Sénégal
AtlanticActu/ Abdoulaye Gallo Diao/ Serigne Ndong
Monsieur le Président, J’accuse !
L’expression “J’accuse”, popularisée par Émile Zola dans sa lettre ouverte au président français en 1898, visait à dénoncer une injustice et à empêcher un procès biaisé. Aujourd’hui, Monsieur le Président, je m’en empare pour attirer votre attention sur la gravité des révélations du rapport de la Cour des comptes et leurs conséquences potentielles sur la stabilité politique et économique de notre pays. Mais surtout, pour dénoncer une atteinte à l’indépendance de la justice et au principe fondamental de la séparation des pouvoirs.
Un rapport entaché d’irrégularités ?
Monsieur le Président, la Loi organique n° 2012-23 définit clairement le fonctionnement de la Cour des comptes et les procédures de validation de ses rapports. Pourtant, plusieurs anomalies interpellent :
1. Pourquoi un rapport d’une telle importance ne comporte-t-il pas de signature officielle ?
2. Pourquoi seul le nom d’un président de chambre figure-t-il sur la liste des membres ayant délibéré ?
3. Pourquoi, quelques heures après sa publication, tous les précédents rapports de certification des comptes publics de 2019 à 2023 ont-ils disparu du site de la Cour des comptes ?
Comme une grande majorité de Sénégalais, je me pose ces questions légitimes.
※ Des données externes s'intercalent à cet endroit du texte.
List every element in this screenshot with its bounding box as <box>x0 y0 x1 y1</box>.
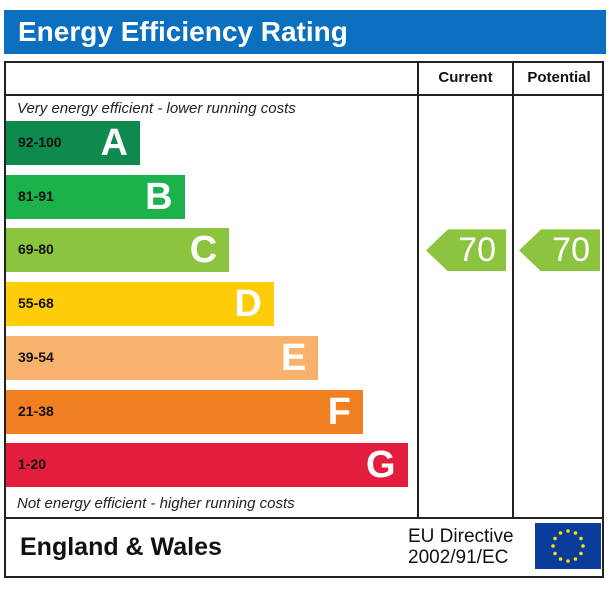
flag-star <box>573 531 578 535</box>
flag-star <box>579 536 583 541</box>
band-c: 69-80 C <box>6 228 230 273</box>
flag-star <box>553 551 557 556</box>
band-a: 92-100 A <box>6 121 140 165</box>
eu-directive: EU Directive 2002/91/EC <box>408 526 514 568</box>
band-letter-label: D <box>234 283 262 326</box>
flag-star <box>573 557 578 561</box>
flag-star <box>579 551 583 556</box>
band-range-label: 81-91 <box>18 187 54 204</box>
flag-star <box>566 529 570 533</box>
flag-star <box>566 559 570 563</box>
band-letter-label: B <box>145 175 173 218</box>
band-b: 81-91 B <box>6 174 185 219</box>
band-letter-label: C <box>189 229 218 272</box>
band-letter-label: E <box>281 336 307 379</box>
flag-star <box>581 544 585 548</box>
efficient-note: Very energy efficient - lower running co… <box>17 100 296 117</box>
column-divider-current <box>417 61 419 519</box>
eu-flag-icon <box>535 523 601 569</box>
band-range-label: 55-68 <box>18 295 54 312</box>
column-header-current: Current <box>438 69 493 86</box>
band-f: 21-38 F <box>6 389 363 434</box>
flag-star <box>553 536 557 541</box>
band-range-label: 39-54 <box>18 348 54 365</box>
directive-line-1: EU Directive <box>408 526 514 547</box>
potential-rating-value: 70 <box>552 231 590 270</box>
band-range-label: 21-38 <box>18 402 54 419</box>
header-divider <box>4 94 604 96</box>
band-range-label: 69-80 <box>18 241 54 258</box>
band-letter-label: A <box>100 122 128 164</box>
directive-line-2: 2002/91/EC <box>408 547 509 568</box>
column-header-potential: Potential <box>527 69 591 86</box>
band-g: 1-20 G <box>6 443 408 488</box>
band-letter-label: F <box>327 390 351 433</box>
chart-title: Energy Efficiency Rating <box>18 16 348 47</box>
flag-star <box>558 557 563 561</box>
footer-divider <box>4 517 604 519</box>
region-label: England & Wales <box>20 533 222 561</box>
band-letter-label: G <box>366 444 396 487</box>
column-divider-potential <box>512 61 514 519</box>
band-e: 39-54 E <box>6 335 319 380</box>
band-range-label: 92-100 <box>18 134 62 150</box>
current-rating-value: 70 <box>458 231 496 270</box>
inefficient-note: Not energy efficient - higher running co… <box>17 495 295 512</box>
flag-star <box>551 544 555 548</box>
band-d: 55-68 D <box>6 282 274 327</box>
flag-star <box>558 531 563 535</box>
band-range-label: 1-20 <box>18 456 47 473</box>
title-bar: Energy Efficiency Rating <box>4 10 606 54</box>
En droit, un acte administratif ou une décision de justice entachée de vices de forme est juridiquement nul et sans effet.
Une ingérence du pouvoir exécutif ?
Monsieur le Président, selon la Loi n° 2012/22 sur la transparence des finances publiques, le gouvernement doit produire un rapport sur la situation budgétaire en début de mandat. Ce rapport est audité par la Cour des comptes avant d’être rendu public.
Or, avant même que cette procédure ne soit respectée, votre Premier ministre, Ousmane Sonko, a organisé une conférence de presse le 16 septembre 2024 – à moins de deux mois des élections législatives – pour accuser l’ancien régime de falsification des comptes. Il a ensuite affirmé, lors de sa Déclaration de politique générale, que les révélations du rapport de la Cour des comptes allaient “au-delà” de ses déclarations initiales.
Comment peut-il divulguer le contenu d’un rapport avant même son audit final et sa publication officielle ?
Une violation des principes républicains
Monsieur le Président, ces faits soulèvent de graves questions :
• Sur quelle base légale votre Premier ministre s’est-il autorisé à rendre public un rapport encore en cours d’audit ?
• Pourquoi la Cour des comptes n’a-t-elle pas publiquement réagi à cette ingérence manifeste de l’exécutif ?
• Ne s’agit-il pas là d’une violation flagrante de l’indépendance de la justice et des principes démocratiques consacrés par la Constitution ?
L’article 88 de la Constitution stipule que “le pouvoir judiciaire est indépendant du pouvoir législatif et du pouvoir exécutif”. La Cour des comptes fait partie de ce pouvoir judiciaire. Dès lors, son indépendance aurait dû suffire à dissuader le Premier ministre d’interférer dans ses missions.
Une crise institutionnelle inédite
Monsieur le Président, jamais dans l’histoire du Sénégal un rapport de la Cour des comptes n’avait suscité autant de polémique et d’indignation. Il est évident que cette situation résulte d’une instrumentalisation politique qui met en péril la crédibilité de nos institutions.
Comme le disait le Président Abdou Diouf : “L’homme d’État pense aux générations futures, le politicien pense aux prochaines élections.”
Des enseignements à tirer
1. Votre Premier ministre a violé le principe fondamental de la séparation des pouvoirs, l’article 88 de la Constitution et la loi sur la transparence des finances publiques.
2. La Cour des comptes, par son silence, se trouve fragilisée et contrainte à une perte de crédibilité sans précédent.
3. La divulgation précipitée de ce rapport par l’exécutif menace la stabilité politique et économique du pays.
Une menace pour nos institutions ?
Monsieur le Président, votre engagement en tant que garant du fonctionnement régulier des institutions vous oblige à tirer les conclusions qui s’imposent. Il est urgent de restaurer la séparation des pouvoirs et de veiller à ce que la Cour des comptes puisse travailler en toute indépendance, sans pression ni manipulation politique.
Je vous prie d’agréer, Monsieur le Président, l’expression de ma haute considération.